Recent changes to the intersection of US 93 and Pierce Ferry, the road to the Grand Canyon West, and the addition of several truck stops on US 93 north of Dolan Springs have made the highway far more dangerous. Slow speed trucks entering and crossing US 93 create a situation for high-speed crashes. In 2022 there have been several fatal crashes between milepost-1 and milepost-50 on US 93.

===Response Times===
Response times can be long in the LMRFD, at times taking hours for EMS to arrive. If the LMRFD is responding to a call in Meadview when an accident near Hoover Dam has occurred, it can take over four hours for EMS to arrive to the Hoover Dam.

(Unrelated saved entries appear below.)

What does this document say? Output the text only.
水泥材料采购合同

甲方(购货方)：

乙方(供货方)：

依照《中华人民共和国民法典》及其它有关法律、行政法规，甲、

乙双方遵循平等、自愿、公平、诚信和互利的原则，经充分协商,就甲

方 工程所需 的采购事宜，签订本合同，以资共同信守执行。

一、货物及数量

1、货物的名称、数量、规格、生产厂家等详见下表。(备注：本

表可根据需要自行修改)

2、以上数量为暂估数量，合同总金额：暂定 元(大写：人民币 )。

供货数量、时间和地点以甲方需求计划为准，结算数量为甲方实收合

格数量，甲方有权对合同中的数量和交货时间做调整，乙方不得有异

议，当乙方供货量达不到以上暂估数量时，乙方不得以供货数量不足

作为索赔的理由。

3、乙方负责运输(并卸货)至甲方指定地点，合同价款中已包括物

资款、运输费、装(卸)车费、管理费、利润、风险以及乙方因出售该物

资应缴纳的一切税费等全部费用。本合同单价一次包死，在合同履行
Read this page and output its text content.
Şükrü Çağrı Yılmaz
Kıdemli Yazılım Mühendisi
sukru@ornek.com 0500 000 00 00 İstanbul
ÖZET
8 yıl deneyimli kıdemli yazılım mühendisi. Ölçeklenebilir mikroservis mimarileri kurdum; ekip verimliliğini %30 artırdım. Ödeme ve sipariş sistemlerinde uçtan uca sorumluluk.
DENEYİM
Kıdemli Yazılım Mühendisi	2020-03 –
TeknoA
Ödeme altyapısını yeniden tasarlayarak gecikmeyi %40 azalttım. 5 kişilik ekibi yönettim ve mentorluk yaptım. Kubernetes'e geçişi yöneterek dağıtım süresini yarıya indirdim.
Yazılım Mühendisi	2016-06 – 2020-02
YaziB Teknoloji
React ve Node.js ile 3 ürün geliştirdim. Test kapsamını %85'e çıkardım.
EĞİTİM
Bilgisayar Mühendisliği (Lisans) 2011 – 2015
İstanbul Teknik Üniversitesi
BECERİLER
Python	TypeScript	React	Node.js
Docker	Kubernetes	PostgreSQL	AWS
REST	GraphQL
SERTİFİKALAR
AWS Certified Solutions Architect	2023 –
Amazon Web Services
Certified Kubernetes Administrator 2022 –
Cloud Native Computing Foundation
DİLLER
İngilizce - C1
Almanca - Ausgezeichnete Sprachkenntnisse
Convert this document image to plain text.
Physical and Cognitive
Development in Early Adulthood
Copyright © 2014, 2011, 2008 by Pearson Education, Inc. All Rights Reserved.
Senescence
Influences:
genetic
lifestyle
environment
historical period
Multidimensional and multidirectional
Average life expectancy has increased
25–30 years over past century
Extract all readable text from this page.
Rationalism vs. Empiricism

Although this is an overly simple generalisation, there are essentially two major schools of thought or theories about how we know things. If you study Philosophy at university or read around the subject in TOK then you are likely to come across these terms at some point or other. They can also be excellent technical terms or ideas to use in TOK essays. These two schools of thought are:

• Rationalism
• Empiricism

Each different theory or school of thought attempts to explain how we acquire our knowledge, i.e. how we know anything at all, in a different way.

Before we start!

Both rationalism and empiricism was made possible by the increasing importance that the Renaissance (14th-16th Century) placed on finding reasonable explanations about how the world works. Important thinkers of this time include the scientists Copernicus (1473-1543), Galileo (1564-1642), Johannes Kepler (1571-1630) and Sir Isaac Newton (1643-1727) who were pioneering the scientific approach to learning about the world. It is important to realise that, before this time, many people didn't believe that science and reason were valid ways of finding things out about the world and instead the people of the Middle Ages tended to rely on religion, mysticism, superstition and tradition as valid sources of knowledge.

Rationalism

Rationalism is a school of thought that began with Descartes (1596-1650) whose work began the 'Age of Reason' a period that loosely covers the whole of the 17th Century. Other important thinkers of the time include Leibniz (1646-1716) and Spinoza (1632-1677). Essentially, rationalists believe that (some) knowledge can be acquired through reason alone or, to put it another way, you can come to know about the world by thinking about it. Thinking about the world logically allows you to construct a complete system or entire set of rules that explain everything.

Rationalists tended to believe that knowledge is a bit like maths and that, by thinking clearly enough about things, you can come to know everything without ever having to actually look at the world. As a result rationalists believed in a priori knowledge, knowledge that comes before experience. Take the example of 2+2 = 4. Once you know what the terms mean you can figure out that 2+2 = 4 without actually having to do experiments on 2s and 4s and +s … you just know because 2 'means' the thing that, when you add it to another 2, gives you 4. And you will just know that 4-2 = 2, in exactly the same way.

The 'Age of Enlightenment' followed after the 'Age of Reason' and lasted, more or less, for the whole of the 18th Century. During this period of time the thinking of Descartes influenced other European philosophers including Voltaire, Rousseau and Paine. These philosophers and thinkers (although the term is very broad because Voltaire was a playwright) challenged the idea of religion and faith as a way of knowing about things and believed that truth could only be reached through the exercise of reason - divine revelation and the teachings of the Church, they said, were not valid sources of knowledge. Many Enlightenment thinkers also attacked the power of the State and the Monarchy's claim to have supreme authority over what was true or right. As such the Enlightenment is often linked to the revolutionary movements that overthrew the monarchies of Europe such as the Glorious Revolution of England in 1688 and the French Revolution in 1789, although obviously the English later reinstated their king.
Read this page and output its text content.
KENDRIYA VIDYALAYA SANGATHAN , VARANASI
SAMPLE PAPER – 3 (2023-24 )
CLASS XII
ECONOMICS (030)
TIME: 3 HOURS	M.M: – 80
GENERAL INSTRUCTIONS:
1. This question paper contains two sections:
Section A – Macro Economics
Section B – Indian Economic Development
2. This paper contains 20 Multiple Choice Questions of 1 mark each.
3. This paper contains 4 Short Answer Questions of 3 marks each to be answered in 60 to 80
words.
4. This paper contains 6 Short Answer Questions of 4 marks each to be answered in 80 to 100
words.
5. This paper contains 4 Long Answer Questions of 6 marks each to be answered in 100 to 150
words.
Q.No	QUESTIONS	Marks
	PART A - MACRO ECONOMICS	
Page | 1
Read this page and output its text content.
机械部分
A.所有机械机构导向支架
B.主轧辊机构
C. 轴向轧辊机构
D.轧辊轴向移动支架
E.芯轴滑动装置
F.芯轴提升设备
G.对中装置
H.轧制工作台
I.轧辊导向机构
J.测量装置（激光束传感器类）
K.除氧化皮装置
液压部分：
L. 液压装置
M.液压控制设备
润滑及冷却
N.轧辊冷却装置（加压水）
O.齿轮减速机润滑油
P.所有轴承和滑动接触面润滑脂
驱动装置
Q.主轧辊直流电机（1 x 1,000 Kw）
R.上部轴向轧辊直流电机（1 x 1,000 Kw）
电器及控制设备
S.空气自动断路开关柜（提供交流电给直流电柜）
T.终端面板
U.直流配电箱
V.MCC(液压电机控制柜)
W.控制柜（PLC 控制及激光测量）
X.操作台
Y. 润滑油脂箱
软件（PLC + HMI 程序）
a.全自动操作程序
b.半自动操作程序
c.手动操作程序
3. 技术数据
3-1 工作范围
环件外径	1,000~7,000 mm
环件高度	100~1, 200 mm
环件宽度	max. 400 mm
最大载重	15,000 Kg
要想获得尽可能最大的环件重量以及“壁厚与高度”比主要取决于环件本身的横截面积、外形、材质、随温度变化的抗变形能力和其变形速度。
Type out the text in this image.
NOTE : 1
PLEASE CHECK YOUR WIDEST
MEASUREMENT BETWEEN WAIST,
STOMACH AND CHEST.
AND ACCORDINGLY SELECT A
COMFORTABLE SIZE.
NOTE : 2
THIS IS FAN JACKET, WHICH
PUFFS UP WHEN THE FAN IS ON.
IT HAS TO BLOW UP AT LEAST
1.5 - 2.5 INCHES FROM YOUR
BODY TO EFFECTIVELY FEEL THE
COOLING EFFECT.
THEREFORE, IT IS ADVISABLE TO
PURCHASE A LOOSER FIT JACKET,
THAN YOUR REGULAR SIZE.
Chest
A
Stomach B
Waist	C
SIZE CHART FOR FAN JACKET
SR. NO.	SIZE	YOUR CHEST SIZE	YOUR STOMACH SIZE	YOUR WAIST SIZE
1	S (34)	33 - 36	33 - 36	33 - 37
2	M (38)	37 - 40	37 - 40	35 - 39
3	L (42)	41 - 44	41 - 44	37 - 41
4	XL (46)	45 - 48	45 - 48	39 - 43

Medical helicopters respond to accidents on US 93, but protocols don't allow them to transport a patient until a firefighter from the LMRFD has arrived and assessed the patient.

Emergency medical service units average more than 14 minutes in rural settings, with nearly 1 of 10 encounters waiting almost a half hour for the arrival of EMS personnel. Longer EMS response times have been associated with worse outcomes in trauma patients.